Le blé, porté comme le maïs au moulin, procurait la farine nécessaire au ménage. Tous les huit à douze jours, le pain était cuit dans le four familial. Chaque ferme disposait d’un tel bâtiment, qui comprenait généralement non seulement l’espace de cuisson où étaient disposés le four à pain proprement dit et la chaudière à cochon mais également, à l’arrière, les loges à cochon, le poulailler et parfois une remise pour les cages à lapin et les instruments de la ferme. Les restes de pâte à pain, bonifiés d’oeufs et de beurre, servaient à la fabrication de tartes, garnies des ingrédients de la ferme : courges, fromage blanc* (de vache ou de chèvre), oeufs, paria*, pourri*, fromage fort*, bouillie blanche*, pommes, prunes, mais aussi tout simplement de beurre ou de crème fraîche. Les informateurs soulignent la concordance des appareils121 avec la saison et les produits à disposition : « ‘on mettait de la crème ou des pommes... tout dépend de la période’ ».

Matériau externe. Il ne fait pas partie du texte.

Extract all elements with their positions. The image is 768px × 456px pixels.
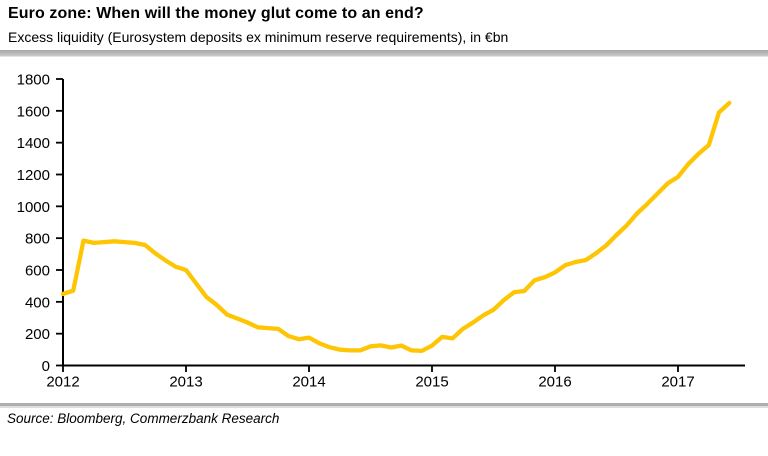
x-axis-label: 2013 — [169, 374, 202, 391]
chart-subtitle: Excess liquidity (Eurosystem deposits ex… — [8, 29, 509, 45]
excess-liquidity-line-chart: 0 200 400 600 800 1000 1200 1400 1600 1800 2012 201… — [17, 72, 745, 391]
x-axis-label: 2014 — [292, 374, 325, 391]
y-axis-label: 800 — [25, 231, 50, 248]
y-axis-label: 400 — [25, 294, 50, 311]
y-axis-label: 1000 — [17, 199, 50, 216]
y-axis-label: 600 — [25, 263, 50, 280]
y-axis-label: 1600 — [17, 103, 50, 120]
y-axis-label: 0 — [42, 358, 50, 375]
x-axis-label: 2015 — [415, 374, 448, 391]
bottom-separator — [0, 403, 768, 408]
top-separator — [0, 50, 768, 57]
source-note: Source: Bloomberg, Commerzbank Research — [7, 411, 280, 426]
x-axis-label: 2017 — [661, 374, 694, 391]
y-axis-label: 1800 — [17, 72, 50, 89]
x-axis-label: 2016 — [538, 374, 571, 391]
excess-liquidity-series-line — [60, 100, 732, 354]
y-axis-label: 200 — [25, 326, 50, 343]
y-axis-label: 1200 — [17, 167, 50, 184]
y-axis-label: 1400 — [17, 135, 50, 152]
chart-title: Euro zone: When will the money glut come… — [8, 5, 424, 22]
x-axis-label: 2012 — [46, 374, 79, 391]
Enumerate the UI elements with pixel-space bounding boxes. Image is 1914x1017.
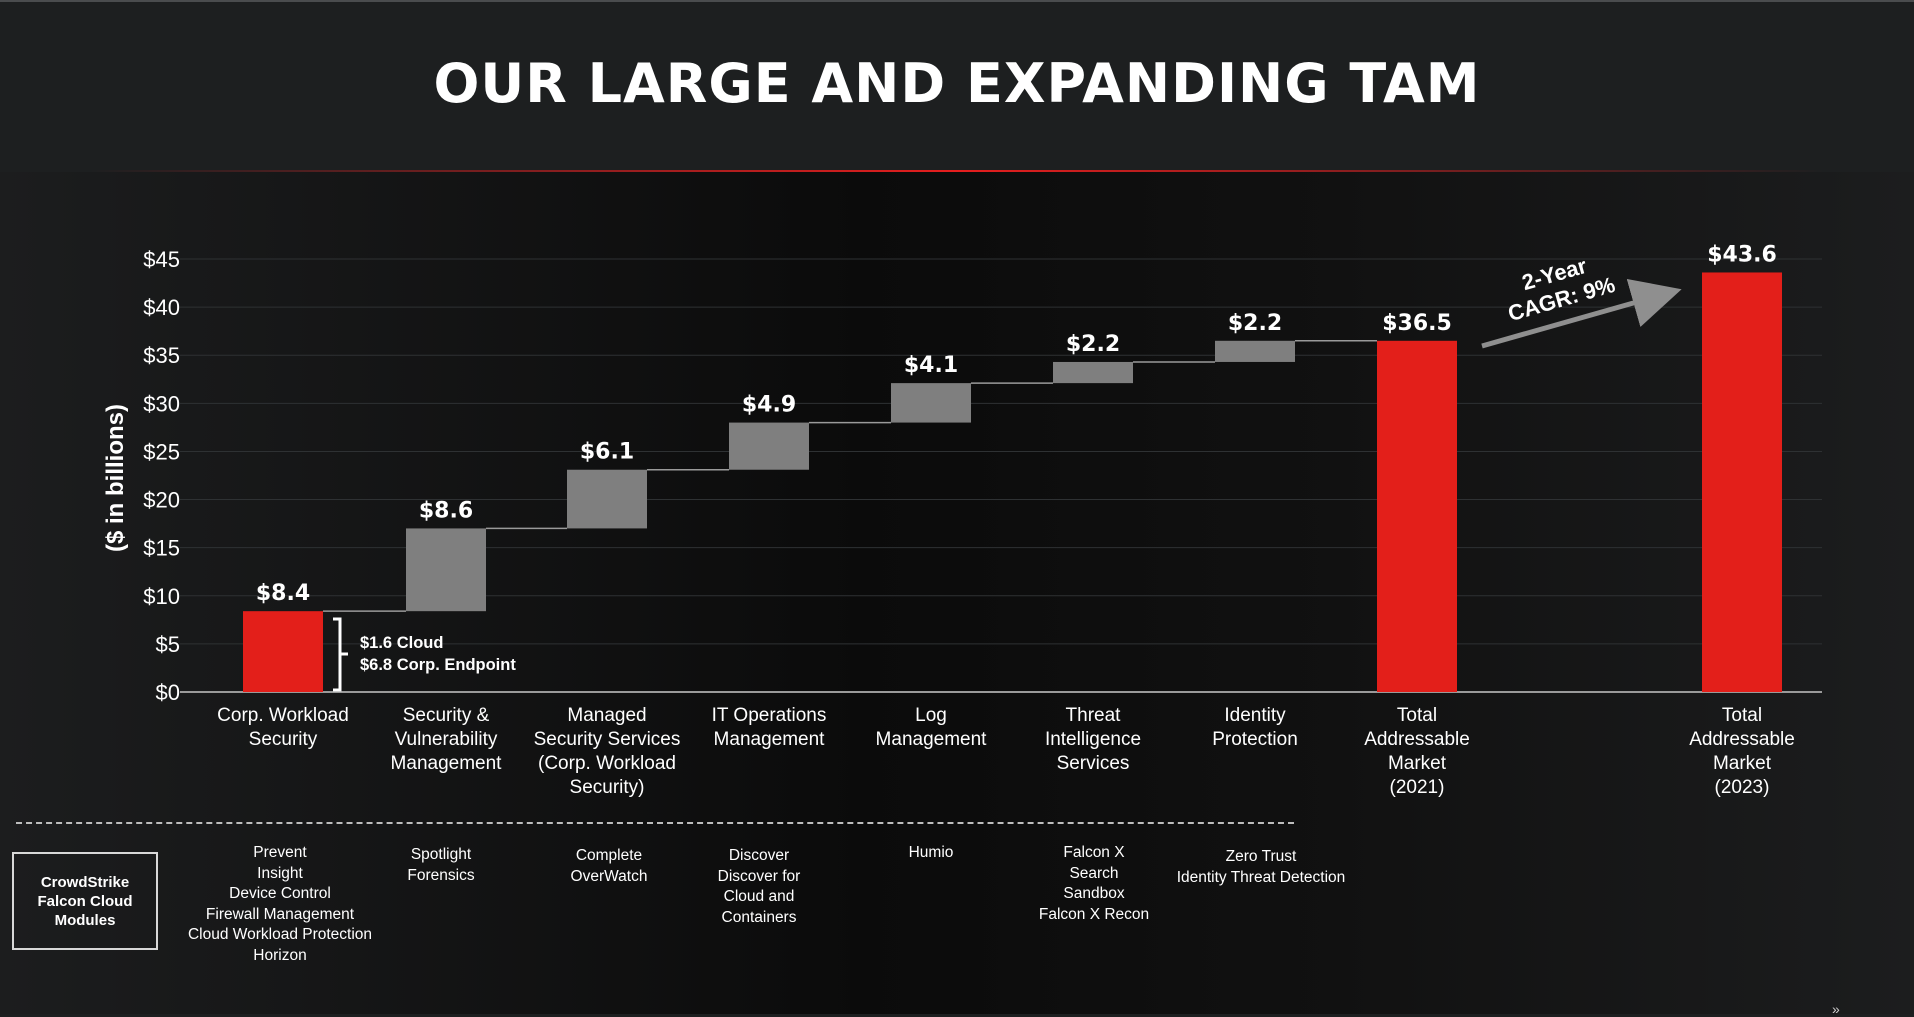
breakdown-annotation: $1.6 Cloud $6.8 Corp. Endpoint [360,632,516,676]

Les légumes et les fruits de consommation domestique étaient produits sur l’exploitation, dans les champs ou les jardins potagers. Tous les domaines transformaient leur eau-de-vie et beaucoup produisaient également du vin de médiocre qualité.

En somme, l’organisation des exploitations prenait en Bresse la forme d’un « système » agricole cohérent, au sens d’une structure organique dont les éléments sont intimement solidaires et interdépendants et qui semble se suffire à elle-même. La complémentarité entre les productions animales, les productions végétales et les besoins humains était particulièrement forte. La majorité des produits trouvait un débouché au sein de la ferme selon une logique d’auto-consommation, tandis que chaque bien nécessaire était obtenu selon une logique d’auto-production, formant ainsi un système relativement fermé.

Notes
113.

Jean-Pierre Gay, 1984, p.210.

114.

Terme botanique désignant un « ensemble de plantes cultivées qui peut être clairement défini par des caractères morphologiques, physiologiques, cytologiques, chimiques ou autres et qui, après multiplication sexuée ou asexuée, garde ses caractères distinctifs » (Dictionnaire d’agriculture, 1999).

115.

« Maïs amélioré », 1864, p.87-89.

116.

Les feuilles servaient également à la confection de paillasses et de matelas.

117.

Les termes locaux sont signalés en italique uniquement à la première occurrence.

118.

Il s’agit de Rumex patientia Linné, de la famille des polygonacées (Philippe Marchenay, communication personnelle).

119.

Patricia Pellegrini, 1991, p.17.

120.

Philippe Marchenay remarque que l’on retrouve dans le sud/ouest de la France cette culture associée du maïs et des haricots, association qui suppose une maîtrise parfaite des croissances (communication personnelle).

121.

Terme technique de pâtisserie désignant la garniture d’une tarte.